I've sometimes thought about that as well, and done some experiments. Like fat clouds that whisp (?) out at the sides. The way I thought was to take the negative of the cloud fractal, and expand that with (a set of ) color adjusts, so you cover the edges of the initial clouds in a mask. Then use that to apply another fractal or redirect or warp or vector displacement. Maybe even use distribution shader(s) to restrict it certain heights.
But sure, one input and some sliders would be great.

AP

I think I might have found a possible solution using the Altitude Offset Function with some tweaking involved. I think I might have a billowy pattern with nice rigid wispy edges.
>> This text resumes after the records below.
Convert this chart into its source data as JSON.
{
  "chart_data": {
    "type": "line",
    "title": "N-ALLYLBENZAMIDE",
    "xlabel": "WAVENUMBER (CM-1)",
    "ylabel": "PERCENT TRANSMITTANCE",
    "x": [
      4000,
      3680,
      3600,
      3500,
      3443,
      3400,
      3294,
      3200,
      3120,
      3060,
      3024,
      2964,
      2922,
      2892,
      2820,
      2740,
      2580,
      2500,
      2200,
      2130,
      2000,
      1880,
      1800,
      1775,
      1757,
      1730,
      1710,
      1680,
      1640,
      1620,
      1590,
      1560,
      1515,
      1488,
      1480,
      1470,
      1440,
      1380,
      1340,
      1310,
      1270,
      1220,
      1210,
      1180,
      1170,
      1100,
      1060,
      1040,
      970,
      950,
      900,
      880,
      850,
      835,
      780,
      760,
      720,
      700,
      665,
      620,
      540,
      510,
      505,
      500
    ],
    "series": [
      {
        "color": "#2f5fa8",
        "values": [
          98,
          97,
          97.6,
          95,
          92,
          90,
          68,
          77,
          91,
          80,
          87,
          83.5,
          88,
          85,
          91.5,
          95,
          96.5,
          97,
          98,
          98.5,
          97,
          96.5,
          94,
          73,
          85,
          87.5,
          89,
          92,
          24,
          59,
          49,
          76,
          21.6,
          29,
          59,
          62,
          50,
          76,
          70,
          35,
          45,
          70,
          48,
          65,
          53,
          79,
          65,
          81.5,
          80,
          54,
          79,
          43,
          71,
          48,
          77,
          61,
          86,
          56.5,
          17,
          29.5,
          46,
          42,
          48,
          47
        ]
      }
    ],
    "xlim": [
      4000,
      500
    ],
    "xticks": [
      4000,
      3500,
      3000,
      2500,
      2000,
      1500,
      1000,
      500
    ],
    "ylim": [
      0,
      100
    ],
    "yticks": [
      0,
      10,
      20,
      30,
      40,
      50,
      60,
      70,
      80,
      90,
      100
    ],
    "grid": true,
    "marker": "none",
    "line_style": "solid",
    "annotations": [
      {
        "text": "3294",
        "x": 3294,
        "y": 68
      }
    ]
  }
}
I have to render it out to be certain.

dandelO

You can subtract a separate fractal noise from your density fractal edges this way. Create a suitably smaller scale fractal at the size/contrast/roughness etc, don't plug it in anywhere but set it to be masked/blended by the inverse of the density fractal. Next, create a new Merge Shader and plug the density fractal into the Input and the secondary fractal into Shader A. In the Merge Mode tab select to merge colour - Subtract(Input - A). Plug the merge shader into the Cloud Layer's Density Shader. Mix to A=0 will give you the untouched Density Fractal, the more Mix to A you add, the more 'eaten away' the edges of the Density Fractal will be. If you want a billowy subtraction, set the secondary noise flavour to Ridges, if you want a wispy subtraction, use Billows. Ridges are the inverse of billows so that's why you need the opposite noise to the edges you want on your cloud. The secondary fractal can be transformed any way you like. I set its Coverage Adjust to 1 so it eats all the edges, you could do whatever you like, though. :)

dandelO


AP

Great, When I am done with my current render, I will try this out. Thanks!!!